I raise a glass to them, thank them for their efforts, and wish comfort for those they leave behind.

I wanted to reply to comments made about my previous post, but time got away from me. So...

  1. Steve K17 February 2019 at 04:00       Wonder if J.D. was ever a hand model. You upuld have that in common Tee.

                                                     I suppose that's something, yes. 

  2. Joe V17 February 2019 at 06:47    Another great article. I like how you often start out so humble, but before you know it there's some great content to read, along with pictures. Well done, keep at it.

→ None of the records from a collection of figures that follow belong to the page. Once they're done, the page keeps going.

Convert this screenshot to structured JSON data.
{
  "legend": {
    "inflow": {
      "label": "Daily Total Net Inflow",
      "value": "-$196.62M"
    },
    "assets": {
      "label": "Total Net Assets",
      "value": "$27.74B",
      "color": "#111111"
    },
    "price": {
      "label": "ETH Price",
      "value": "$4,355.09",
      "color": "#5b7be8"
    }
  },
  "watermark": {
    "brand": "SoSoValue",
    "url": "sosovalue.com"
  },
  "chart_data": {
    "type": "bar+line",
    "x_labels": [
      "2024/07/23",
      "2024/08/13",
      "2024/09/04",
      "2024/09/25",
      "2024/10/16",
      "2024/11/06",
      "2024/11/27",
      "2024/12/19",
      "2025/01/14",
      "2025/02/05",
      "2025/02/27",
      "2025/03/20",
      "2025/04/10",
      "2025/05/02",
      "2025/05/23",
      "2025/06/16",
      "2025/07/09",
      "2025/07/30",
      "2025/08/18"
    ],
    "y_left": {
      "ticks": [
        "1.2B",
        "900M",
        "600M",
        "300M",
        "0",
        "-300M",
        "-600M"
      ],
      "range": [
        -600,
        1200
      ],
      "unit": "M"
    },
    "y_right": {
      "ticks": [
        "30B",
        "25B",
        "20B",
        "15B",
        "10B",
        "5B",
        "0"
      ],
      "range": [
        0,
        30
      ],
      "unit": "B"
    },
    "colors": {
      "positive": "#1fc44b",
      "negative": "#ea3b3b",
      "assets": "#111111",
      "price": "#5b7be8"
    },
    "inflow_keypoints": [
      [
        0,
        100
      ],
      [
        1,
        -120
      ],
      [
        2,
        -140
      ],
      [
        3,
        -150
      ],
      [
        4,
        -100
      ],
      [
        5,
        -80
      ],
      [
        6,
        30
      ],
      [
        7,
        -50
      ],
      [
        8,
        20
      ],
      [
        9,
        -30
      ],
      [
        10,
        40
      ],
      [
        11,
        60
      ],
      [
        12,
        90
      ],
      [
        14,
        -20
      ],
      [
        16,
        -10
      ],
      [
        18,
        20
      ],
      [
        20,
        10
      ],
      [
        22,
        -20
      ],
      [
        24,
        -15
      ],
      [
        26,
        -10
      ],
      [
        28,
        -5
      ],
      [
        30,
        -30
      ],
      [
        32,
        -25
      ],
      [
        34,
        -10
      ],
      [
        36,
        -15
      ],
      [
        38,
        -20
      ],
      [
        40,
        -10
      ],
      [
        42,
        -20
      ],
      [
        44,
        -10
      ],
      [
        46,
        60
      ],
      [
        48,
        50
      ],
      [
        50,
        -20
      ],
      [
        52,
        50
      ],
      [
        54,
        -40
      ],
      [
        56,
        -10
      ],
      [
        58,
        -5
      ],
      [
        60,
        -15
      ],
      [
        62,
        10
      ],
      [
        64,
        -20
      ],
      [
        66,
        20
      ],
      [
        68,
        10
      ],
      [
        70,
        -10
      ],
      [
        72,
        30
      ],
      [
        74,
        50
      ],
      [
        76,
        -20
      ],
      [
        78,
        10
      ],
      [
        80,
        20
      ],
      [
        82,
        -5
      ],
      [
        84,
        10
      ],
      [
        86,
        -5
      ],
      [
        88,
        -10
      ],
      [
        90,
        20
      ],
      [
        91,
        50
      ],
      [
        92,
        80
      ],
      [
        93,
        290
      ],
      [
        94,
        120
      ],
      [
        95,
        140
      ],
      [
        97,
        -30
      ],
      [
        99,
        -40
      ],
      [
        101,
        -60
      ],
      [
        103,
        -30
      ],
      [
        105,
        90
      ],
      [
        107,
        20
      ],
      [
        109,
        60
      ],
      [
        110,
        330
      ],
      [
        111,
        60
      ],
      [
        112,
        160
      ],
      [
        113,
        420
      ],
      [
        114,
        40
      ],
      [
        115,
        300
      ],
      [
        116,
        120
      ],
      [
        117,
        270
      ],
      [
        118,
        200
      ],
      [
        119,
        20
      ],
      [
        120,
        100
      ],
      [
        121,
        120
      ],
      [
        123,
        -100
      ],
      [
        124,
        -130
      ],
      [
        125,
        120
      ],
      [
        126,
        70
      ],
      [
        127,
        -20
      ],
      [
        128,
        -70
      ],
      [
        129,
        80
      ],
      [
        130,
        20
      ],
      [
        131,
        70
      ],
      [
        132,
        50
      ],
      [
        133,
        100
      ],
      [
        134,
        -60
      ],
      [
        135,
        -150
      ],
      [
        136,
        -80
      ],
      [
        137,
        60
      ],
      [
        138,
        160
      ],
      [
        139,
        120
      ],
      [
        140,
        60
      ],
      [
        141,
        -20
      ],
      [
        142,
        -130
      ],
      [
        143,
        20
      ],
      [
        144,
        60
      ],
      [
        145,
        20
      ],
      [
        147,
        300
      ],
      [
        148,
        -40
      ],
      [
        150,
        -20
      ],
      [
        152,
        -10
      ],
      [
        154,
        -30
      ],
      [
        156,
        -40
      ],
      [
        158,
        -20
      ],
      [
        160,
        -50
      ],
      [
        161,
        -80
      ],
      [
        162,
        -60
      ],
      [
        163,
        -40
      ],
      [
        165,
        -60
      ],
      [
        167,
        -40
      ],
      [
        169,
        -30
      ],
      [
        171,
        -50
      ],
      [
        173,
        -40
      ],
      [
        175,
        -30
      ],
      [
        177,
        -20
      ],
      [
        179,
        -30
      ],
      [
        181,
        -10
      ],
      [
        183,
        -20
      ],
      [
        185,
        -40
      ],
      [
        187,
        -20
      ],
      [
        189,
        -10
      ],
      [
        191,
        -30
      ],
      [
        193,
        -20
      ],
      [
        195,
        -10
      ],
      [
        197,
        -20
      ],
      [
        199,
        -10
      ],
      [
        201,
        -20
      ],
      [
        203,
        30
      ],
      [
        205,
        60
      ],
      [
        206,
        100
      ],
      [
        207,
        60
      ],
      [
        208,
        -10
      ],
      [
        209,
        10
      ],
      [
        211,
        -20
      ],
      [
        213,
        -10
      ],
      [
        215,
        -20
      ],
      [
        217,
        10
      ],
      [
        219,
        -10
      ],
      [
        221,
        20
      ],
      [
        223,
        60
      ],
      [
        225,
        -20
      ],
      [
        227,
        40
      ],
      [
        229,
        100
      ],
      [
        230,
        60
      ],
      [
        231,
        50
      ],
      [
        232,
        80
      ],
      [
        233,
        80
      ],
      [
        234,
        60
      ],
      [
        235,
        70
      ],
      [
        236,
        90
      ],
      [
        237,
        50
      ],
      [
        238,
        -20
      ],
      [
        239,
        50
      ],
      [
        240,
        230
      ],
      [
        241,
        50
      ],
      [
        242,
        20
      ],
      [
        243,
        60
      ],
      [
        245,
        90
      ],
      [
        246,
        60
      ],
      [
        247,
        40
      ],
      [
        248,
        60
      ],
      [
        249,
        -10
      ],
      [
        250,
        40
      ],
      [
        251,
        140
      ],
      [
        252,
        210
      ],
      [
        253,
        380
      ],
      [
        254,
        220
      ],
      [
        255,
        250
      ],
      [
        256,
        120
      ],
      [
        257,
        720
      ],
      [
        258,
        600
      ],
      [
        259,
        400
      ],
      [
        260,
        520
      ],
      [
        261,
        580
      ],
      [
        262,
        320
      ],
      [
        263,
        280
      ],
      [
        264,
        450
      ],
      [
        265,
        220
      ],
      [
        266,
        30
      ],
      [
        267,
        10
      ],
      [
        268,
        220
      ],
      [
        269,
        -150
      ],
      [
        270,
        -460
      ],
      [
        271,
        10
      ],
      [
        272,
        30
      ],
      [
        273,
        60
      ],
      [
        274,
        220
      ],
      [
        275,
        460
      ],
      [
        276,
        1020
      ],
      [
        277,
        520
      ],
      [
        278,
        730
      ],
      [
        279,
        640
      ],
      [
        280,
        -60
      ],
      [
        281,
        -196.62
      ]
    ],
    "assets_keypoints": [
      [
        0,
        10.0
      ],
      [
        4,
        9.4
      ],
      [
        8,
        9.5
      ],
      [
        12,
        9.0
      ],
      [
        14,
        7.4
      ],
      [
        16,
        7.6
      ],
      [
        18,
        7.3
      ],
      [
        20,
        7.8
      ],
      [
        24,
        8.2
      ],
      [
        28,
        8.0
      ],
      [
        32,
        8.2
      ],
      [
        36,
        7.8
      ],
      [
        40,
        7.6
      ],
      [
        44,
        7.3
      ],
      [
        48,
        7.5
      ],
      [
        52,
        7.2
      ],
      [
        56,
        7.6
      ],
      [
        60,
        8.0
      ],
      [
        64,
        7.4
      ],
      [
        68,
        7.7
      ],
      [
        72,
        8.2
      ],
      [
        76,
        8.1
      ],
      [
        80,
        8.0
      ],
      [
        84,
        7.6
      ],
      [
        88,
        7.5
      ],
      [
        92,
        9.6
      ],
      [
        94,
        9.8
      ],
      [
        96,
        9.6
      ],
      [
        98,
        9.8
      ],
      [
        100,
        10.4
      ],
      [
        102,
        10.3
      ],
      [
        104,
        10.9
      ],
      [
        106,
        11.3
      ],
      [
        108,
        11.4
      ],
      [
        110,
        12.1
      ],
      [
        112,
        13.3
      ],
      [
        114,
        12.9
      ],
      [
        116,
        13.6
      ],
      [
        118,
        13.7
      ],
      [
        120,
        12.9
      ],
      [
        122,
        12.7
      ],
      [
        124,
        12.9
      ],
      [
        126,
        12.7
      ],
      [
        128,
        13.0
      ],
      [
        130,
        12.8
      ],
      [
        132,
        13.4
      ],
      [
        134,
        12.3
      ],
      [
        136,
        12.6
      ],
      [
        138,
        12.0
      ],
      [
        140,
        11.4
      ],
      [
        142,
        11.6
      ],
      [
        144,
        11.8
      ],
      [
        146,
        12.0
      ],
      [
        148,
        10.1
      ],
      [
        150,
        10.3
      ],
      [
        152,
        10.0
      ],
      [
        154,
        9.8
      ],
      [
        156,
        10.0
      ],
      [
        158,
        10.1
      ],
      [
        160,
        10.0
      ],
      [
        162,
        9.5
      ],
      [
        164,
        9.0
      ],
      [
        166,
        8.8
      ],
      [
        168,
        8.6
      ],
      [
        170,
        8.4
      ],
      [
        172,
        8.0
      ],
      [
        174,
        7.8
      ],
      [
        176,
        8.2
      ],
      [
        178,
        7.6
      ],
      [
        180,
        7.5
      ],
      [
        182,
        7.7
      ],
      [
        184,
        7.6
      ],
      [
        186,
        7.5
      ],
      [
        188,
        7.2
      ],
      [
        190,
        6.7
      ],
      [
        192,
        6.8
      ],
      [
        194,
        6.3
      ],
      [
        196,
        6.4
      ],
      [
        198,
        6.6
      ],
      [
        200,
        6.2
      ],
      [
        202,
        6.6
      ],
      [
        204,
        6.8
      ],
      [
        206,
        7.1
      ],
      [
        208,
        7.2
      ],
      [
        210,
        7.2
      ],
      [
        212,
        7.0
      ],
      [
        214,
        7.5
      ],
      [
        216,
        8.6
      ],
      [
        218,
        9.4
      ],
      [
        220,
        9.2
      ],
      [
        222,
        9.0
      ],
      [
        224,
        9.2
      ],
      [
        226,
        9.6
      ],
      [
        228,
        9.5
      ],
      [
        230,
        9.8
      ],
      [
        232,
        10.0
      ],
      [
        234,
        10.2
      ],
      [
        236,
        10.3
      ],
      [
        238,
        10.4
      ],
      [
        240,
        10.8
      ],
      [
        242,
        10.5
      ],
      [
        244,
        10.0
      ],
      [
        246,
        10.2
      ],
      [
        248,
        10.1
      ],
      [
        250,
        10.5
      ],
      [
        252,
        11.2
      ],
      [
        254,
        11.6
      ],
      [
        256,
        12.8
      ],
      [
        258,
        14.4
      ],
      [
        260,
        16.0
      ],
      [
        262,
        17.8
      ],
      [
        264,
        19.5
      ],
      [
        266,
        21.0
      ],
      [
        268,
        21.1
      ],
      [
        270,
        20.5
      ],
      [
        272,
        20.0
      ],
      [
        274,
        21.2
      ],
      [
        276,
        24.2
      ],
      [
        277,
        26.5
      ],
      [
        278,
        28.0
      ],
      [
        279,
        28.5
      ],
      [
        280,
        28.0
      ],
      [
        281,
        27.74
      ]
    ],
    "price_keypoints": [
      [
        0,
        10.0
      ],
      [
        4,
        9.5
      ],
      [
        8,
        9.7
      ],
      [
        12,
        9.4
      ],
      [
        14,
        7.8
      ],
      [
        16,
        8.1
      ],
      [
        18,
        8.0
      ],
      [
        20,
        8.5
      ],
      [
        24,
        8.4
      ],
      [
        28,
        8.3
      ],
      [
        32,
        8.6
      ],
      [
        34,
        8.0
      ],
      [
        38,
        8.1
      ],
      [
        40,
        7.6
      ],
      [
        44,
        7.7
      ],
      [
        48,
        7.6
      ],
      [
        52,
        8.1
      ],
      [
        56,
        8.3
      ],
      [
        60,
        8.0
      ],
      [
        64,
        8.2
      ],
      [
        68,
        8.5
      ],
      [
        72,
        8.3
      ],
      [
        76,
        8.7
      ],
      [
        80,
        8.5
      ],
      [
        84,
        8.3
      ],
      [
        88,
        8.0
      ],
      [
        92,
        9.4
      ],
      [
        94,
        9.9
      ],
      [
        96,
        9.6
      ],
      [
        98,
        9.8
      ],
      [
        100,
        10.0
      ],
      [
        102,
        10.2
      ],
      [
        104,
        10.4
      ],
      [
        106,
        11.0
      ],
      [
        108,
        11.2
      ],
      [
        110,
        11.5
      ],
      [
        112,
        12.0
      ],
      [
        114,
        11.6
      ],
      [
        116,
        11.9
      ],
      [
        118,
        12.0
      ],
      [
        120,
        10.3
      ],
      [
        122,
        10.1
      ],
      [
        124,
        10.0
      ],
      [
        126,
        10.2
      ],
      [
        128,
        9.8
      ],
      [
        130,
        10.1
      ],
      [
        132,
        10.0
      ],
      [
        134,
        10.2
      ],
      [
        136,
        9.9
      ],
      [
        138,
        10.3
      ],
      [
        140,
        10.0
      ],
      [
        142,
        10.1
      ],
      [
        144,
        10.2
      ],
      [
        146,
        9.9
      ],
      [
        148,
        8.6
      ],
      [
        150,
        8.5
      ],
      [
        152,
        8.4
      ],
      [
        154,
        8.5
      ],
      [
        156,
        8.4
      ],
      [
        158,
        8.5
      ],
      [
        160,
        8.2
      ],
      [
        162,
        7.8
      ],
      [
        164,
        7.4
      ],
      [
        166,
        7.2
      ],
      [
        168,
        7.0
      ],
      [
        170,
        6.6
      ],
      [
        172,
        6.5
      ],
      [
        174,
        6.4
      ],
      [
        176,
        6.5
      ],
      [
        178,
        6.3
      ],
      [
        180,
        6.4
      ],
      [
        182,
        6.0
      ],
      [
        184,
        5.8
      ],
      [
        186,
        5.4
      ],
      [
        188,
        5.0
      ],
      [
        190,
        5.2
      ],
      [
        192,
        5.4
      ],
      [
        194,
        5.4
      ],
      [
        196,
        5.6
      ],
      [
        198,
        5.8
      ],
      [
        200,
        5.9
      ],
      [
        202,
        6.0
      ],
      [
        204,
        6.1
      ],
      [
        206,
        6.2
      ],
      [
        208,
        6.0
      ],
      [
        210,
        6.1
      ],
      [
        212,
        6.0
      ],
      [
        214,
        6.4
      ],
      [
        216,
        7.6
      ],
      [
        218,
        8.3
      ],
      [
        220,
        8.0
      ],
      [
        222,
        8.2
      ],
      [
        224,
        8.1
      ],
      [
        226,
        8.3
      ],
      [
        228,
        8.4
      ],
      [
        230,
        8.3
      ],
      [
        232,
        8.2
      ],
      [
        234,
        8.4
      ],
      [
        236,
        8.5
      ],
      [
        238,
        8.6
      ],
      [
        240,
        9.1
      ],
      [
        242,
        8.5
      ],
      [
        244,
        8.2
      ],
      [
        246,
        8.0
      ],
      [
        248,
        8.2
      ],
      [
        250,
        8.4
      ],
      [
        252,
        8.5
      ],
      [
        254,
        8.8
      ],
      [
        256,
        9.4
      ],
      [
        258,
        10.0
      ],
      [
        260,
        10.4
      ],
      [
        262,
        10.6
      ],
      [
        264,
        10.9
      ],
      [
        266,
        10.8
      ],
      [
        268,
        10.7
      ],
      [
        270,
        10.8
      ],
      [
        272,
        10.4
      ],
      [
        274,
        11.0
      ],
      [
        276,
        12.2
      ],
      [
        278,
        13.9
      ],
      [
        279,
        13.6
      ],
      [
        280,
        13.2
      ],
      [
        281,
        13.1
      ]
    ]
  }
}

    I wonder if your hot summer in December is a harbinger of our coming summer in the southwest US ? Probably no connection, climate-wise. Last summer we didn't get too many days above 100f here in Albuquerque, but being a mile in elevation it does cool down at nights, making for some nice summer evenings on the patio. Stay well.

                                                     Thanks, JVC. Whenever I begin these posts, I have to wonder if anything of any great import has occurred that week. Of course, I'm no longer posting on a weekly basis, which would mean that there's more to write about, but it seems life is less interesting than it used to be, perhaps? 
    This Summer here in Melbourne seems to have been a late one. We had some scorchers early on, that's for sure, but we've had a consistent run of hot days over the past month or so. Ahh well, it'll be over in about a month or so, so I may ass well enjoy it wherever I can.

  3. Bill M17 February 2019 at 09:00       Dead birds as rewards (I guess). I had a Rottie that used to like to bring me her dead triumphs as a gift or reward.

    If you want some cold. we've been braving -15F and similar for the past week or two. If the pattern from Oz and here reverses for our summer we will be in for some unusually hot weather.

    It's nice you got your glasses exchanged. I had a dreadful pair of multi-focal lenses one time. Most of the time though I do like them more than regular bifocals.

    Hope you have a great week and enjoy driving the newly repaired car.

                                                        Yeah, Bill, I once read that cats bringing in dead animals is their idea of a gift. I also read that it's their way of showing us how to hunt. 'Cos they think we're dummies.

    Not sure I could handle -15F. Lowest it ever gets here in Winter is maybe 2 degrees Celsius, and that's in the early hours of the morning.

    I never got used to the multi-focal lenses. On a small rectangular lens, it felt like there was too much going on, with different focal points. And yes, I'm glad I was able to get them changed over without any fuss. 

    And yep, it was good to get the car back. 

    Thank-you all for your comments!

    I'm still wearing the Omega Planet Ocean. Given the weather we've had, it seemed easier to just leave this watch on, since it can handle perspiration, water, kitchen-sink and gardening duties (not that I've gone anywhere near the garden this weekend).

    Le Carre once stated in an interview that the inner workings of MI5 were very similar to the way in which the hierarchy of a large business corporation operates. The same back-stabbing and skullduggery occurs, as department heads attempt to work their way up in the intelligence organisation, with little regard for colleagues.
    This may be why I found his books a little too heavy-going when I was a teenager reading Fleming's Bond books.

    Anyway, it's now 12:22pm on Sunday afternoon. Time to get a move-on with the rest of the day. My wife and I just need to plow on through the next few weeks and then we'll be off overseas for a week.
    More about that as it draws closer.

    Thanks for reading and have a great week ahead, folks!